A new package: FletcherPenaltySolver.jl
Published:
The package FletcherPenaltySolver.jl is now a Julia package !! Very happy about this one because it has been a long project and the solver with great for large problems. Besides, we always teach penalty methods at the University, but efficient implementations are scarce.
Algorithm
FletcherPenaltySolver.jl is a new Julia implementation of Fletcher’s penalty method, introduced in the ’70s, for equality-constrained nonlinear optimization models
min f(x) s.t. c(x) = 0.
where $f:\mathbb{R}^n \rightarrow \mathbb{R}$ and $h:\mathbb{R}^n \rightarrow \mathbb{R}^m$ are twice continuously differentiable. Fletcher’s penalty method is an iterative method that aims to compute a local minimum using first and second-order derivatives.
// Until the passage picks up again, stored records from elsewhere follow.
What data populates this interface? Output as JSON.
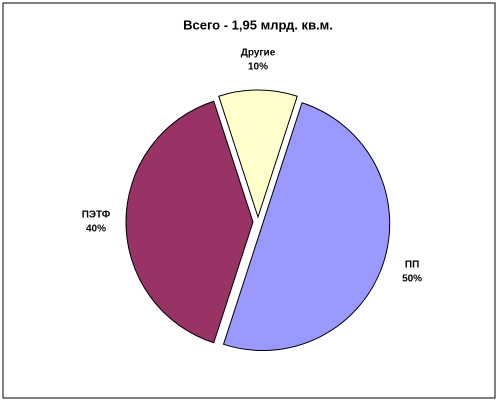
{
  "chart_data": {
    "type": "pie",
    "title": "Всего - 1,95 млрд. кв.м.",
    "categories": [
      "ПП",
      "ПЭТФ",
      "Другие"
    ],
    "values": [
      50,
      40,
      10
    ],
    "value_labels": [
      "50%",
      "40%",
      "10%"
    ],
    "colors": [
      "#9999ff",
      "#993366",
      "#ffffcc"
    ]
  }
}
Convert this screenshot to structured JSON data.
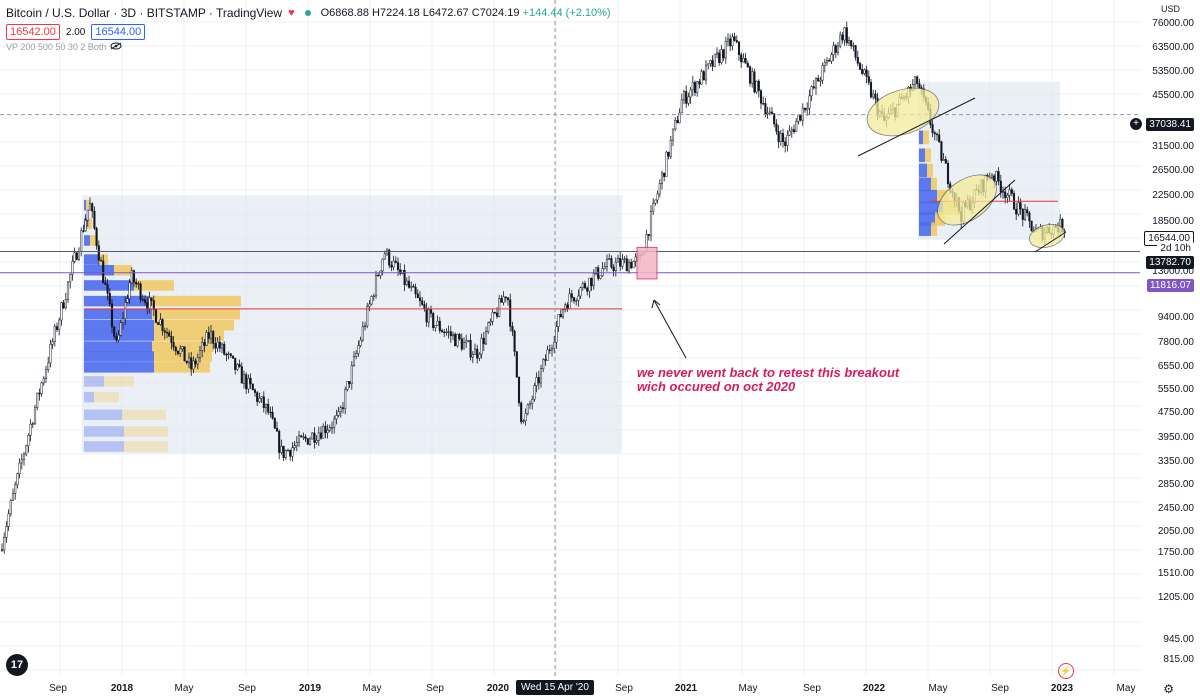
{
  "header": {
    "title": "Bitcoin / U.S. Dollar · 3D · BITSTAMP · TradingView",
    "ohlc": {
      "open": "O6868.88",
      "high": "H7224.18",
      "low": "L6472.67",
      "close": "C7024.19",
      "change": "+144.44 (+2.10%)"
    },
    "sell_price": "16542.00",
    "spread": "2.00",
    "buy_price": "16544.00",
    "indicator": "VP 200 500 50 30 2 Both"
  },
  "price_axis": {
    "currency": "USD",
    "labels": [
      "76000.00",
      "63500.00",
      "53500.00",
      "45500.00",
      "37038.41",
      "31500.00",
      "26500.00",
      "22500.00",
      "18500.00",
      "16544.00",
      "2d 10h",
      "13782.70",
      "13000.00",
      "11816.07",
      "9400.00",
      "7800.00",
      "6550.00",
      "5550.00",
      "4750.00",
      "3950.00",
      "3350.00",
      "2850.00",
      "2450.00",
      "2050.00",
      "1750.00",
      "1510.00",
      "1205.00",
      "945.00",
      "815.00"
    ]
  },
  "time_axis": {
    "labels": [
      "Sep",
      "2018",
      "May",
      "Sep",
      "2019",
      "May",
      "Sep",
      "2020",
      "Sep",
      "2021",
      "May",
      "Sep",
      "2022",
      "May",
      "Sep",
      "2023",
      "May"
    ],
    "hover": "Wed 15 Apr '20"
  },
  "annotation": {
    "line1": "we never went back to retest this breakout",
    "line2": "wich occured on oct 2020"
  },
  "colors": {
    "annotation": "#d81b60",
    "vp_blue": "#4d6cf0",
    "vp_yellow": "#f0c860",
    "resistance_red": "#e53935",
    "purple_line": "#7e57c2",
    "box_fill": "#dbe3ee"
  },
  "chart_data": {
    "type": "candlestick",
    "y_scale": "log",
    "ylim": [
      700,
      80000
    ],
    "x_range": [
      "2017-07",
      "2023-06"
    ],
    "series_close_approx": [
      {
        "date": "2017-07-01",
        "value": 1600
      },
      {
        "date": "2017-09-01",
        "value": 4200
      },
      {
        "date": "2017-12-17",
        "value": 19500
      },
      {
        "date": "2018-02-06",
        "value": 6900
      },
      {
        "date": "2018-03-05",
        "value": 11500
      },
      {
        "date": "2018-06-28",
        "value": 5900
      },
      {
        "date": "2018-08-01",
        "value": 7600
      },
      {
        "date": "2018-11-20",
        "value": 4300
      },
      {
        "date": "2018-12-15",
        "value": 3200
      },
      {
        "date": "2019-04-01",
        "value": 4100
      },
      {
        "date": "2019-06-26",
        "value": 13800
      },
      {
        "date": "2019-09-24",
        "value": 8300
      },
      {
        "date": "2019-12-17",
        "value": 6600
      },
      {
        "date": "2020-02-13",
        "value": 10400
      },
      {
        "date": "2020-03-13",
        "value": 3900
      },
      {
        "date": "2020-06-01",
        "value": 9500
      },
      {
        "date": "2020-08-17",
        "value": 12400
      },
      {
        "date": "2020-10-21",
        "value": 12900
      },
      {
        "date": "2021-01-08",
        "value": 41000
      },
      {
        "date": "2021-04-14",
        "value": 63500
      },
      {
        "date": "2021-07-20",
        "value": 29800
      },
      {
        "date": "2021-11-10",
        "value": 68000
      },
      {
        "date": "2022-01-24",
        "value": 35000
      },
      {
        "date": "2022-03-28",
        "value": 47000
      },
      {
        "date": "2022-06-18",
        "value": 18000
      },
      {
        "date": "2022-08-15",
        "value": 24400
      },
      {
        "date": "2022-11-09",
        "value": 15700
      },
      {
        "date": "2022-12-15",
        "value": 16544
      }
    ],
    "horizontal_levels": [
      {
        "value": 37038.41
      },
      {
        "value": 13782.7
      },
      {
        "value": 11816.07
      },
      {
        "value": 9100
      },
      {
        "value": 19800
      }
    ]
  }
}
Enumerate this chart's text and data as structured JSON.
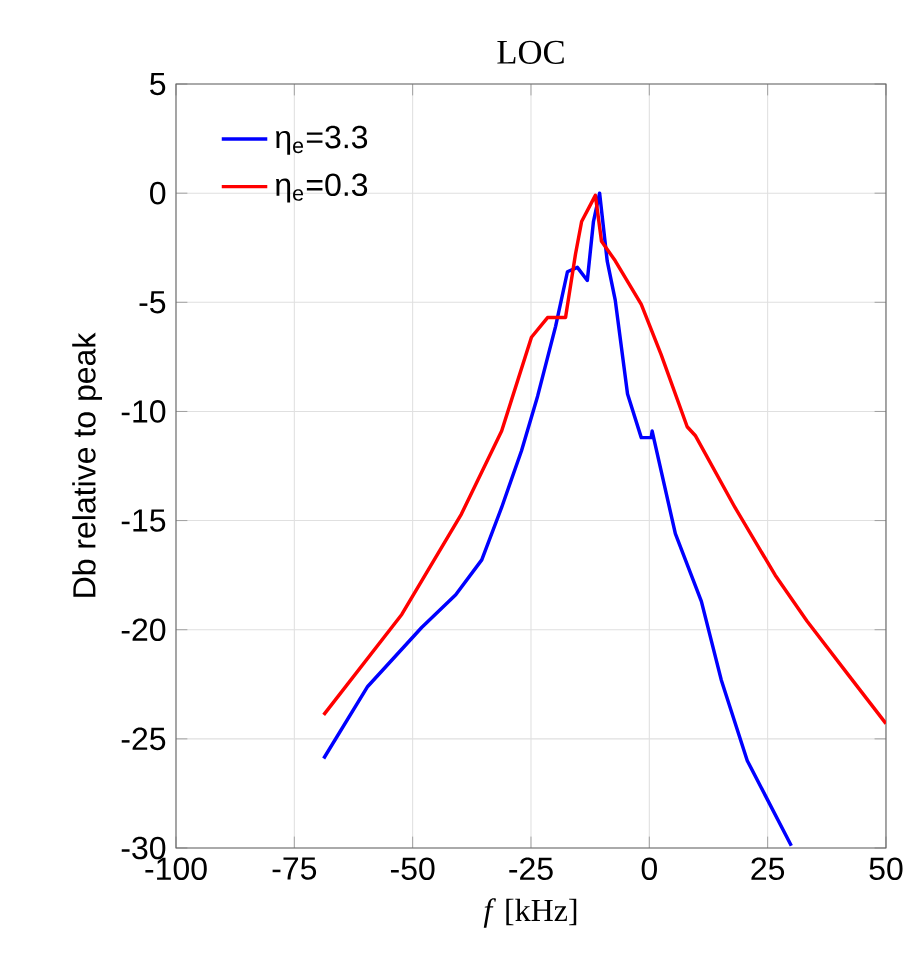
{
  "chart_data": {
    "type": "line",
    "title": "LOC",
    "xlabel": "*f* [kHz]",
    "ylabel": "Db relative to peak",
    "xlim": [
      -100,
      50
    ],
    "xticks": [
      -100,
      -75,
      -50,
      -25,
      0,
      25,
      50
    ],
    "ylim": [
      -30,
      5
    ],
    "yticks": [
      -30,
      -25,
      -20,
      -15,
      -10,
      -5,
      0,
      5
    ],
    "grid": true,
    "legend": "top left",
    "marker": "none",
    "line_style": "solid",
    "series": [
      {
        "name": "η$_{e}$=3.3",
        "color": "#0000ff",
        "x": [
          -68.8,
          -59.5,
          -48.1,
          -40.9,
          -35.4,
          -31.2,
          -27,
          -23.6,
          -19.8,
          -17.3,
          -15.2,
          -13.1,
          -11.8,
          -10.5,
          -8.9,
          -7.2,
          -4.6,
          -1.7,
          0.4,
          0.6,
          5.5,
          11,
          15.2,
          20.7,
          30
        ],
        "values": [
          -25.9,
          -22.6,
          -19.9,
          -18.4,
          -16.8,
          -14.4,
          -11.8,
          -9.3,
          -6.1,
          -3.6,
          -3.4,
          -4.0,
          -1.3,
          0,
          -3.1,
          -4.9,
          -9.2,
          -11.2,
          -11.2,
          -10.9,
          -15.6,
          -18.7,
          -22.3,
          -26,
          -29.9
        ]
      },
      {
        "name": "η$_{e}$=0.3",
        "color": "#ff0000",
        "x": [
          -68.8,
          -52.3,
          -39.7,
          -31.2,
          -24.9,
          -21.5,
          -17.7,
          -15.6,
          -14.3,
          -11.4,
          -10.1,
          -7.2,
          -1.7,
          2.5,
          8,
          9.7,
          18.1,
          26.6,
          33.3,
          41.8,
          50
        ],
        "values": [
          -23.9,
          -19.3,
          -14.7,
          -10.9,
          -6.6,
          -5.7,
          -5.7,
          -2.8,
          -1.3,
          -0.1,
          -2.2,
          -3.1,
          -5.1,
          -7.4,
          -10.7,
          -11.1,
          -14.4,
          -17.5,
          -19.6,
          -22.0,
          -24.3
        ]
      }
    ]
  }
}
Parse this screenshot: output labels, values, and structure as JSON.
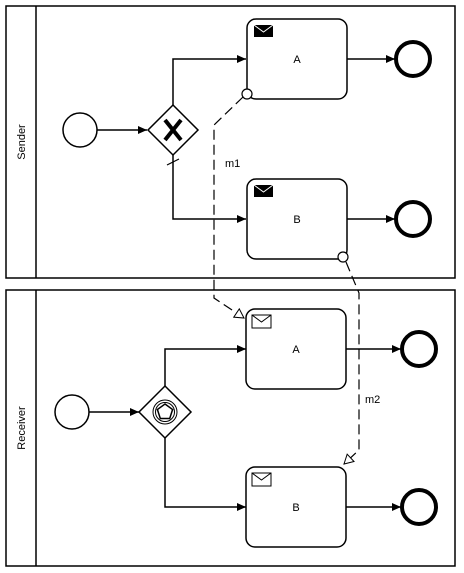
{
  "pools": {
    "sender": {
      "label": "Sender",
      "tasks": {
        "a": "A",
        "b": "B"
      }
    },
    "receiver": {
      "label": "Receiver",
      "tasks": {
        "a": "A",
        "b": "B"
      }
    }
  },
  "message_flows": {
    "m1": "m1",
    "m2": "m2"
  },
  "icons": {
    "send_task": "envelope-filled-icon",
    "receive_task": "envelope-outline-icon",
    "exclusive_gateway": "x-icon",
    "event_based_gateway": "pentagon-icon"
  }
}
Fletcher’s penalty method replaces the problem with a parametric bound-constrained optimization problem via Fletcher’s penalty function, whose local minimum can be found by any solver designed for such problems. This function is also smooth under classical assumptions, and the penalty function is exact, i.e. local minimizers are minimizers of the penalty function for all values of the parameters sufficiently large. The main computational kernel for evaluating the penalty function and its derivatives is the solution of a certain saddle-point system. If the system matrix is available explicitly, we can factorize it once and reuse the factors to evaluate the penalty function and its derivatives. The penalty function can also be adapted to be factorization-free by solving the linear system iteratively.
It uses other JuliaSmoothOptimizers packages for development. In particular, NLPModels.jl is used for defining the problem, and SolverCore.jl for the output.
The algorithm is a regularized Fletcher’s penalty algorithm. For equality-constrained problems, the method iteratively solves an unconstrained problem. Any solver compatible with Stopping.jl can be used. By default, we use ipopt from NLPModelsIpopt.jl to solve the subproblem, but other solvers can be used such as knitro from NLPModelsKnitro.jl or any solvers from JSOSolvers.jl. The Stopping version of these solvers is available in StoppingInterface.jl. If you have a solver that handles equality-constrained, it is also possible to solve linear equality constraints separately.
It uses LDLFactorizations.jl by default to evaluate the derivatives of the penalized subproblem, but one can also use a matrix-free version with Krylov.jl.
Installation
pkg> add FletcherPenaltySolver
Example
using FletcherPenaltySolver, ADNLPModels
# Rosenbrock
nlp = ADNLPModel(x -> 100 * (x[2] - x[1]^2)^2 + (x[1] - 1)^2, [-1.2; 1.0])
stats = fps_solve(nlp)
# Constrained
nlp = ADNLPModel(
x -> 100 * (x[2] - x[1]^2)^2 + (x[1] - 1)^2,
[-1.2; 1.0],
x->[x[1] * x[2] - 1],
[0.0],[1.0],
)
stats = fps_solve(nlp)
References
Estrin, R., Friedlander, M. P., Orban, D., & Saunders, M. A. (2020). Implementing a smooth exact penalty function for equality-constrained nonlinear optimization. SIAM Journal on Scientific Computing, 42(3), A1809-A1835. 10.1137/19M1238265
How to Cite
If you use FletcherPenaltySolver.jl in your work, please cite using the format given in CITATION.cff.